In the latest Case Record of the Massachuestts General Hospital, a 32-year-old man was admitted to the hospital because of loss of vision. Ophthalmologic examination revealed painless conjunctival injection in both eyes, with purulent crusting and discharge on the lashes. A procedure and diagnostic tests were performed.
Infectious or noninfectious conjunctivitis can cause red eye. Other possible causes of red eye include blepharitis due to Staphylococcus aureus, ocular rosacea, keratitis, scleritis, and episcleritis. The absence of pain reduces the likelihood that eye disease is due to keratitis or scleritis, since patients with keratitis or scleritis present with pain.
• What is the differential diagnosis of corneal ulceration?
Tear fluid provides immunoactive substances, such as IgA, lysozyme, and lactoferrin, and nourishment of the cornea and protection from infection. A reduction in the amount of tear fluid or a lack of fluid puts the cornea at risk for infection and ulceration. Bacteria, fungi, viruses, and amoeba can infect the cornea. S. aureus, Streptococcus pneumoniae, and Moraxella liquefaciens are all possible causes of corneal infection. Patients with herpes simplex virus (HSV), the most common cause of corneal ulceration and corneal blindness in the United States, can present with painless corneal ulcers. Pseudomonas is associated with contact-lens use. Multiple organisms, including capnocytophaga, Candida albicans, and Strep. mitis, may also cause corneal ulcers in association with inhalational drug use. Immune-complex disease affects the periphery of the cornea, close to the limbal capillaries. Peripheral ulcerative keratitis and ulceration can be due to rheumatoid arthritis; the conditions are usually painless, but they occur in the later stages of disease. Other possible causes are systemic lupus erythematosus, scleroderma, and granulomatosis with polyangiitis (formerly known as Wegener’s).

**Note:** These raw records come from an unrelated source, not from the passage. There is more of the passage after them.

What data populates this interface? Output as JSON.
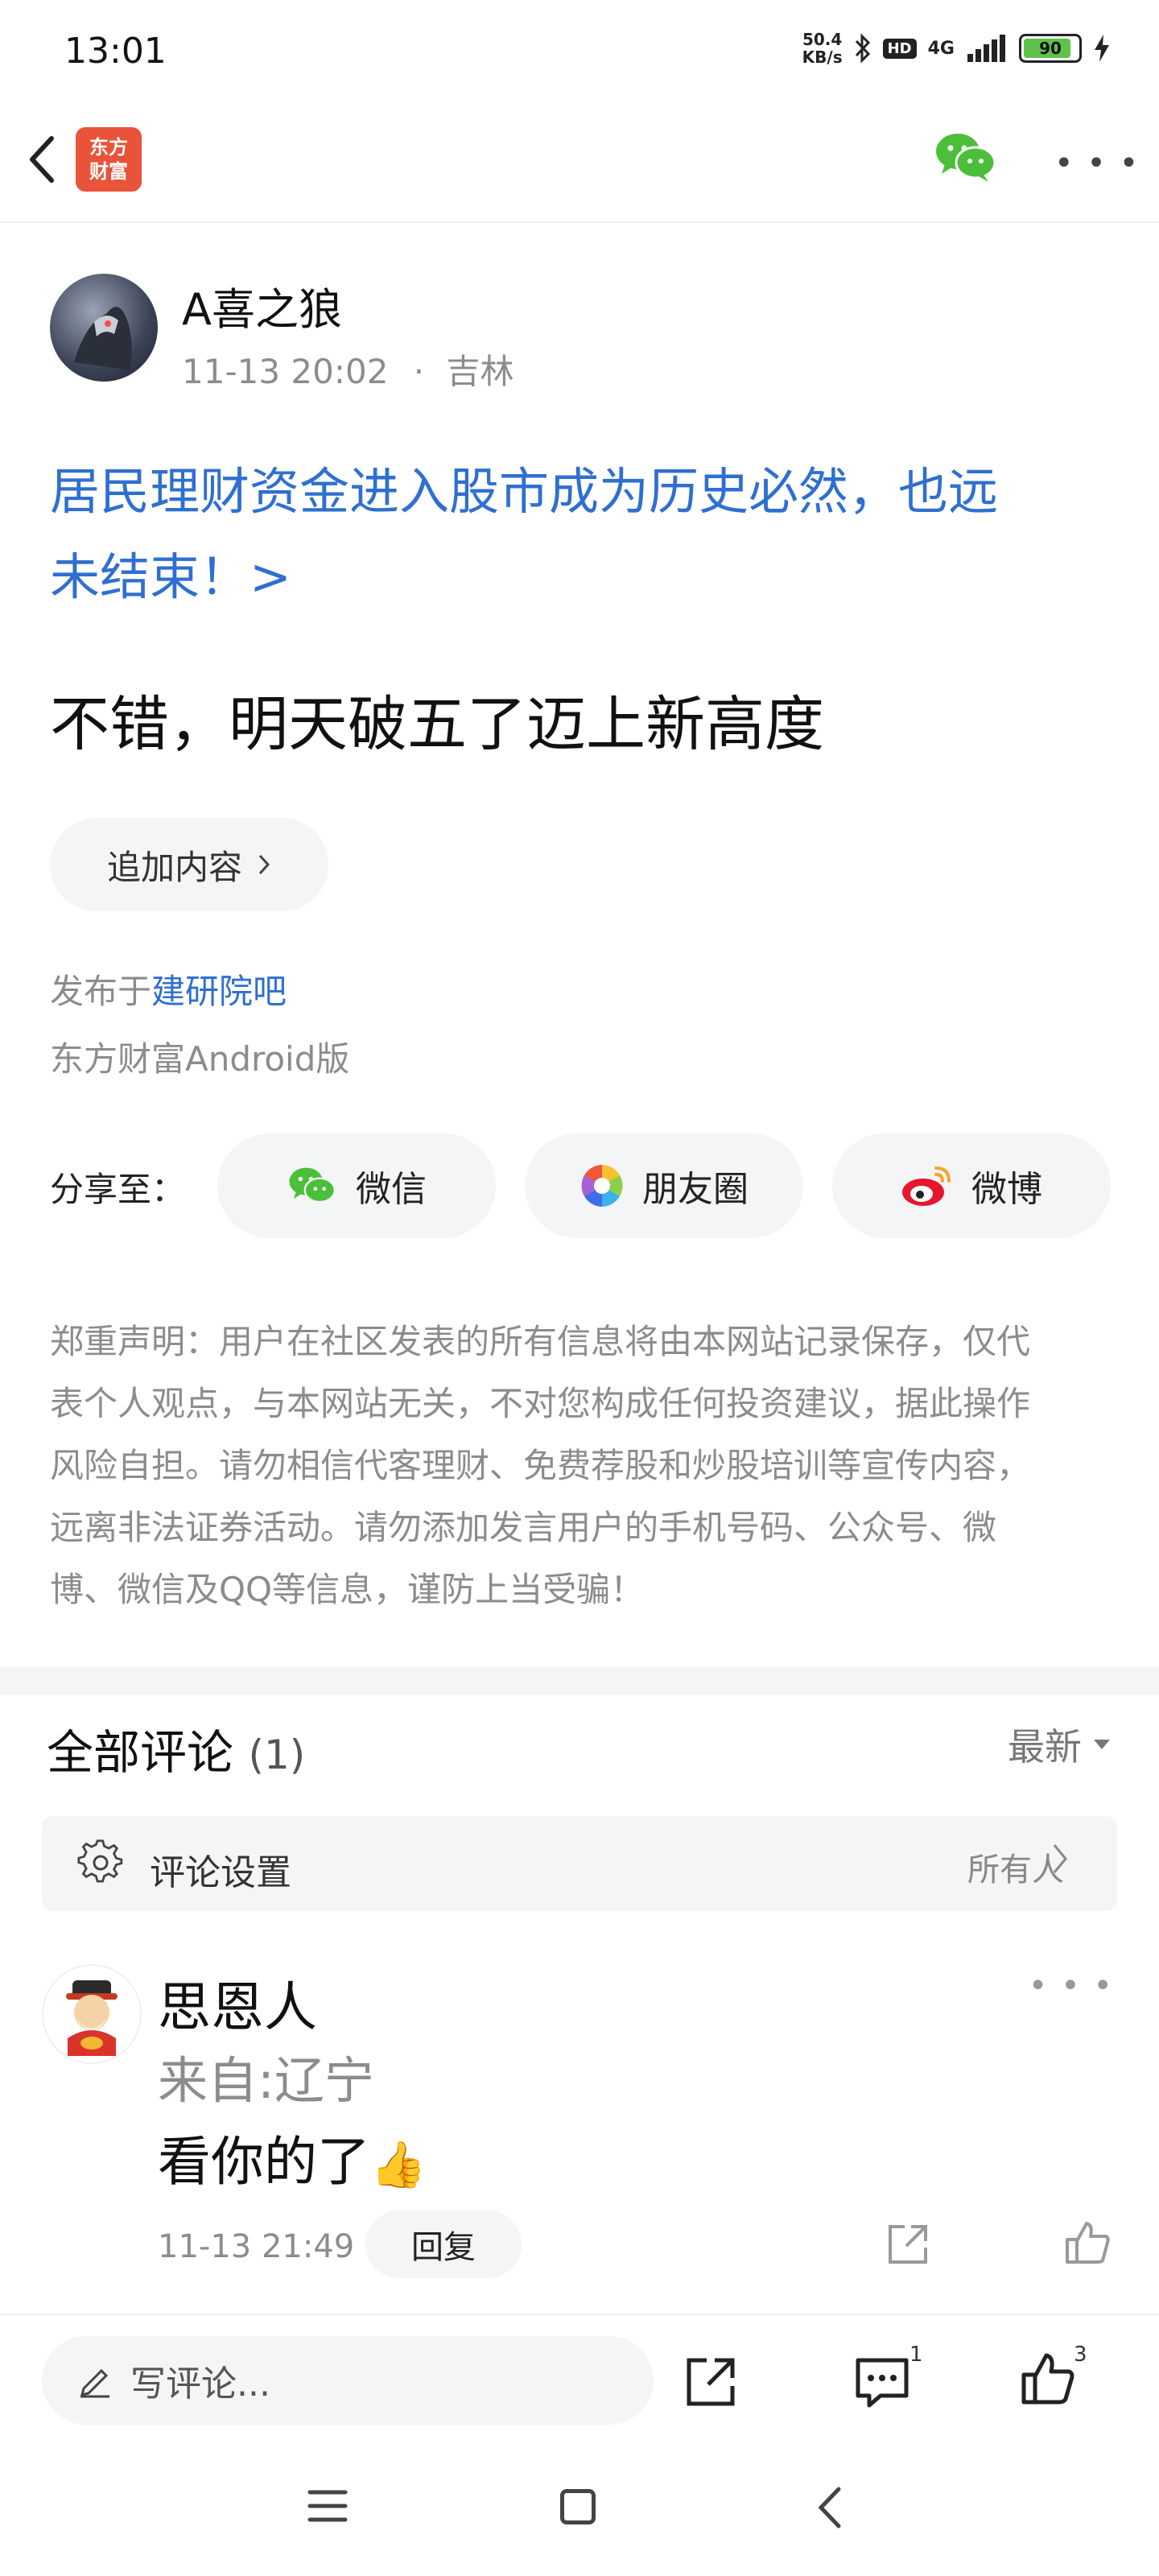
{
  "status_bar": {
    "time": "13:01",
    "net_speed_value": "50.4",
    "net_speed_unit": "KB/s",
    "hd_badge": "HD",
    "signal_label": "4G",
    "battery_level": "90"
  },
  "header": {
    "logo_line1": "东方",
    "logo_line2": "财富",
    "icons": [
      "back-arrow-icon",
      "wechat-icon",
      "more-icon"
    ]
  },
  "post": {
    "author": "A喜之狼",
    "time": "11-13 20:02",
    "separator": "·",
    "location": "吉林",
    "title_line1": "居民理财资金进入股市成为历史必然，也远",
    "title_line2": "未结束！>",
    "body": "不错，明天破五了迈上新高度",
    "append_label": "追加内容",
    "published_prefix": "发布于",
    "forum": "建研院吧",
    "client": "东方财富Android版"
  },
  "share": {
    "label": "分享至：",
    "targets": [
      {
        "label": "微信",
        "icon": "wechat-icon"
      },
      {
        "label": "朋友圈",
        "icon": "moments-icon"
      },
      {
        "label": "微博",
        "icon": "weibo-icon"
      }
    ]
  },
  "disclaimer": {
    "line1": "郑重声明：用户在社区发表的所有信息将由本网站记录保存，仅代",
    "line2": "表个人观点，与本网站无关，不对您构成任何投资建议，据此操作",
    "line3": "风险自担。请勿相信代客理财、免费荐股和炒股培训等宣传内容，",
    "line4": "远离非法证券活动。请勿添加发言用户的手机号码、公众号、微",
    "line5": "博、微信及QQ等信息，谨防上当受骗！"
  },
  "comments": {
    "title": "全部评论",
    "count": "(1)",
    "sort_label": "最新",
    "settings_label": "评论设置",
    "settings_value": "所有人",
    "items": [
      {
        "name": "思恩人",
        "from": "来自:辽宁",
        "text": "看你的了",
        "emoji": "👍",
        "time": "11-13 21:49",
        "reply_label": "回复"
      }
    ]
  },
  "bottom_bar": {
    "write_placeholder": "写评论...",
    "comment_count": "1",
    "like_count": "3"
  },
  "colors": {
    "link_blue": "#2f6fd1",
    "brand_orange": "#e9533a",
    "wechat_green": "#4cbf3a",
    "weibo_red": "#e6162d",
    "muted_gray": "#8c8c8c",
    "chip_bg": "#f4f5f7"
  }
}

• What are the manifestations of vitamin C deficiency?
Vitamin C deficiency, or scurvy, well recognized among seamen in the 18th century, is now a rare condition. Today, the risk factors for scurvy include alcoholism, low socioeconomic status, and psychiatric disorders that lead to poor nutrition. Symptoms include weakness, ecchymoses, bleeding gums, arthralgias, depression, and neuropathy. The physical examination may demonstrate corkscrew hairs, perifollicular erythema, hyperkeratosis, petechiae, and purpuric macules on the leg (pathognomonic for vitamin C deficiency).
Morning Report Questions
Q: What are the dermatologic and ocular manifestations of vitamin A deficiency?
A: Vitamin A deficiency causes night blindness, bilateral dry eyes, punctate keratitis, corneal neovascularization, and keratomalacia (corneal melting). In addition, vitamin A deficiency causes squamous metaplasia with general hyperkeratinization. When these lesions affect the eye, they appear as white spots, typically on the temporal aspect of the sclera, called Bitot’s spots. Follicular horny papules are also seen in vitamin A deficiency.
Q: What is the epidemiology of vitamin A deficiency in the United States?
A: Vitamin A deficiency is rare in the United States. The vitamin is found naturally in many foods, such as green leafy vegetables, carrots, sweet potatoes, tomatoes, cantaloupes, egg yolks, butter, cheese, and liver. Inadequate intake of vitamin A may be due to avoidance of these foods by patients with a psychiatric disorder or a selective diet. Malabsorption of fat-soluble vitamins may also cause vitamin A deficiency. Vitamin A storage lasts a relatively short time as compared with other vitamins such as vitamin B12. The presence of liver disease would further shorten this period of storage.